Civic republicanism presses against these practices. Philip Pettit,
the philosopher most associated with this strain of thinking, defines its goal in terms of “freedom as non-domination,” freedom “as a condition under which a person is more or less immune to interference on an arbitrary basis.” In what sense can people be considered free if their means of survival places them at the mercy of an erratic schedule, thereby preventing the formation of civic and communal ties? Surveys of New York City’s low-wage workers find that 84 percent of them are not paid for their entire workday. When bosses can flout labor contracts and arbitrarily impose working conditions in this way, workers lack the kind of freedom that civic republicans celebrate.

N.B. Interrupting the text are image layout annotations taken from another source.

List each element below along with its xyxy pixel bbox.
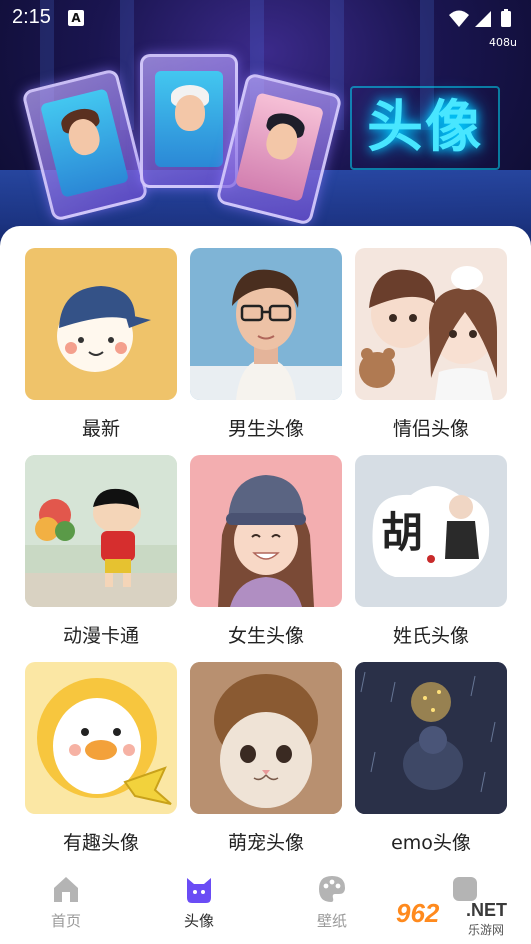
status-icons	[449, 9, 511, 27]
category-tile-couple[interactable]: 情侣头像	[355, 248, 507, 441]
cat-face-icon	[184, 874, 214, 904]
couple-thumbnail	[355, 248, 507, 400]
status-time: 2:15	[12, 6, 51, 28]
home-icon	[51, 874, 81, 904]
watermark-main: 962	[396, 898, 440, 928]
category-label: 姓氏头像	[392, 625, 469, 647]
category-tile-female[interactable]: 女生头像	[190, 455, 342, 648]
category-tile-anime[interactable]: 动漫卡通	[25, 455, 177, 648]
tab-label: 壁纸	[316, 912, 347, 930]
surname-glyph: 胡	[381, 508, 424, 557]
category-label: 有趣头像	[62, 832, 139, 854]
banner-title: 头像	[350, 86, 500, 170]
signal-icon	[475, 11, 491, 27]
wifi-icon	[449, 10, 469, 27]
status-bar: 2:15 A 408u	[0, 0, 531, 49]
network-speed: 408u	[489, 36, 517, 49]
watermark-sub: 乐游网	[468, 923, 505, 937]
tab-label: 头像	[183, 912, 214, 930]
tab-home[interactable]: 首页	[16, 874, 116, 931]
site-watermark: 962 .NET 乐游网	[392, 896, 526, 940]
category-label: emo头像	[391, 832, 471, 854]
category-label: 男生头像	[227, 418, 304, 440]
header-banner: 头像	[0, 0, 531, 260]
notification-icon: A	[68, 10, 84, 26]
category-label: 女生头像	[227, 625, 304, 647]
beanie-girl-thumbnail	[190, 455, 342, 607]
category-label: 萌宠头像	[227, 832, 304, 854]
tab-avatar[interactable]: 头像	[149, 874, 249, 931]
emo-thumbnail	[355, 662, 507, 814]
category-tile-surname[interactable]: 胡 姓氏头像	[355, 455, 507, 648]
surname-thumbnail: 胡	[355, 455, 507, 607]
category-tile-pet[interactable]: 萌宠头像	[190, 662, 342, 855]
duck-thumbnail	[25, 662, 177, 814]
category-tile-emo[interactable]: emo头像	[355, 662, 507, 855]
category-label: 最新	[81, 418, 120, 440]
category-tile-latest[interactable]: 最新	[25, 248, 177, 441]
palette-icon	[317, 874, 347, 904]
cap-boy-thumbnail	[25, 248, 177, 400]
tab-label: 首页	[50, 912, 81, 930]
tab-wallpaper[interactable]: 壁纸	[282, 874, 382, 931]
category-label: 情侣头像	[392, 418, 469, 440]
glasses-man-thumbnail	[190, 248, 342, 400]
category-tile-funny[interactable]: 有趣头像	[25, 662, 177, 855]
category-label: 动漫卡通	[62, 625, 139, 647]
cat-thumbnail	[190, 662, 342, 814]
shinchan-thumbnail	[25, 455, 177, 607]
watermark-net: .NET	[466, 900, 508, 920]
category-tile-male[interactable]: 男生头像	[190, 248, 342, 441]
battery-icon	[501, 11, 511, 27]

By making the labor market tighter through lower turnover and vacancies, a higher minimum wage creates bargaining power for workers and will help to eliminate these kinds of domination.
7. A Just Wage
Catholic doctrine provides a religious case for a minimum wage, which is all about balancing the needs of the family with those of the marketplace. As Pope John XXIII argued in a 1961 encyclical, the wage of the poor “is not something that can be left to the laws of the marketplace,” as “workers must be paid a wage which allows them to live a truly human life and to fulfill their family obligations in a worthy manner.” In the words of Pope John Paul II, “A just wage is the concrete means of verifying the whole socioeconomic system.”
The Catholic argument for a higher, or “just,” minimum wage has a long history. In 1891 Pope Leo wrote that there must be “proper concern for the worker so that from what he contributes to the common good he may receive what will enable him, housed, clothed, and secure, to live his life without hardship.”
As the writer Elizabeth Stoker explains, the Catholic Church particularly fights against the idea that
someone should do honest, hard work but still not have enough money to support their family. Work should be done in the service of supporting a family, so therefore when work is done and yet still families are unsupported, the whole ordering of human priorities is thrown awry, and the intrinsic good of the family is threatened.
• • •
Politically, the minimum wage is attractive because it can be tackled at different levels. Where Congress might remain bitterly divided, states can take the lead in pushing for change. And where states fail, cities and communities can step in. Opponents of minimum wage laws are aware of this. If you look at the corporate conservative lobbying agenda as presented by groups such as the American Legislative Exchange Council (ALEC), you see efforts to pass state laws that overrule local minimum wage hikes. It is an ironic position for an intellectual movement that prefers local control.
It will be interesting to see how these arguments are deployed as the 2014 elections approach. Democrats seeking office will likely continue to frame Republican efforts to fight equal pay and reproductive choice as a “war on women,” and linking the minimum wage to such an argument would be powerful. Republicans, such as Marco Rubio, who want to reinvent the policy framework by relying on tax credits rather than guaranteed wages, are not prepared to allocate money to the effort, which will limit the appeal of their ideas.
Ultimately, claims about fairness and the proper functioning of the market will carry the day. President Obama and other supporters of a minimum wage increase will keep pointing out that it is wrong for a full-time worker with a family to live in poverty. It is on this argument, and on the bargaining power of low-wage workers, that the minimum wage campaign will be built.